Creo que de “El principito” lo que más me conmueve es su visión de la amistad y del amor, en el sentido más amplio. El amor fundamentado en la dedicación, en la constancia, en la paciencia, en la complicidad y en el compromiso. El amor que profundiza. De ahí que los pasajes dedicados a la flor (su rosa…) y al zorro sean aquellos en los que siempre me detengo.

El zorro dice en una ocasión: “No soy para ti más que un zorro semejante a cien mil zorros. Pero, si me domesticas, tendremos necesidad el uno del otro. Serás para mí único en el mundo. Seré para ti único en el mundo”.

Y en otra: “Sólo se conocen las cosas que se domestican-dijo el zorro-. Los hombres ya no tienen tiempo para conocer nada. Compran cosas hechas a los mercaderes. Pero como no existen mercaderes de amigos, los hombres ya no tienen amigos. Si quieres un amigo, ¡domestícame!”.

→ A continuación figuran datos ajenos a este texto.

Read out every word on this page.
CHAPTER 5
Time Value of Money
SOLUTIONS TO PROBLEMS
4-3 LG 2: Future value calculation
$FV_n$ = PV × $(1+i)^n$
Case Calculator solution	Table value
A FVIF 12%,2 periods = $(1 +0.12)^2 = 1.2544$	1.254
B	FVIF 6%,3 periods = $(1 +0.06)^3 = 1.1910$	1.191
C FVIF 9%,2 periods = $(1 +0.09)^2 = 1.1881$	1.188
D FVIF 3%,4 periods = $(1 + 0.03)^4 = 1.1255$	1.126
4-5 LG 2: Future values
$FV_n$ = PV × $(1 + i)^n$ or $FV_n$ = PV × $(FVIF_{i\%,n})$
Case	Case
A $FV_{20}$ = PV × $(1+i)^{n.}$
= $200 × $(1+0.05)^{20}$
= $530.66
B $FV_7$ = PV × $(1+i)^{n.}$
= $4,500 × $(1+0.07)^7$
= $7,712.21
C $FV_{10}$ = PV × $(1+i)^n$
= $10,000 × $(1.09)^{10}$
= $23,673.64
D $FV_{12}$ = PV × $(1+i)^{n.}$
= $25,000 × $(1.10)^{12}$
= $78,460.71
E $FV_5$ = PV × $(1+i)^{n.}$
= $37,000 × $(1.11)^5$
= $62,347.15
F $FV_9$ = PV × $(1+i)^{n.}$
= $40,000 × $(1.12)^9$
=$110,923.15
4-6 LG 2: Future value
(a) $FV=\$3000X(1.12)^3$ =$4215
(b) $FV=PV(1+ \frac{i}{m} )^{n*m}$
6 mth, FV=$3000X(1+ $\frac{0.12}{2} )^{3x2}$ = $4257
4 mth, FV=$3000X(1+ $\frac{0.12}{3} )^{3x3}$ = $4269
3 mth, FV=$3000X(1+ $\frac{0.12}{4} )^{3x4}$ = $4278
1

Y en otra más: “El tiempo que perdiste por tu rosa hace que tu rosa sea tan importante”. “Los hombres han olvidado esta verdad, -dijo el zorro-. Pero tú no debes olvidarla. Eres responsable para siempre de lo que has domesticado. Eres responsable de tu rosa…”

Y el principito habla de su rosa:

“No supe comprender nada entonces. Debí haberla juzgado por sus actos y no por sus palabras. Me perfumaba y me iluminaba. ¡No debí haber huido jamás! Debí haber adivinado su ternura, detrás de sus pobres astucias. ¡Las flores son tan contradictorias! Pero yo era demasiado joven para saber amarla”.

“¿Sabes?…, mi flor,… soy responsable. ¡Y es tan débil! ¡Y es tan ingenua! Tiene cuatro espinas insignificantes para protegerse contra el mundo…”

Una visión del amor, en la que Saint-Exupéry critica la indecisión, la insatisfacción y la búsqueda constante:

“En tu tierra, -dijo el principito-, los hombres cultivan cinco mil rosas en un mismo jardín…Y no encuentran lo que buscan.” “Y, sin embargo, lo que buscan podría encontrarse en una sola rosa o en un poco de agua…”

“Los hombres, -dijo el principito-, se encierran en los “rápidos” pero no saben lo que buscan. Entonces se agitan y dan vueltas. Y agregó: No vale la pena”.

Probablemente el principito desprecia esa búsqueda ciega y perpetua porque denota egocentrismo, que el epicentro es el “yo”, cuando para él, si algo debe ser el amor, es precisamente lo contrario: el foco de atención debe ser “el otro”, tal y como se desprende del pasaje en el que el pequeño príncipe visita el planeta del farolero, refiriéndose a él de este modo:

“Éste, -se dijo el principito mientras proseguía su viaje hacia más lejos-, éste sería despreciado por todos los otros, por el rey, por el vanidoso, por el bebedor, por el hombre de negocios. Sin embargo, es el único que no me parece ridículo. Quizá porque se ocupa de una cosa ajena a si mismo.”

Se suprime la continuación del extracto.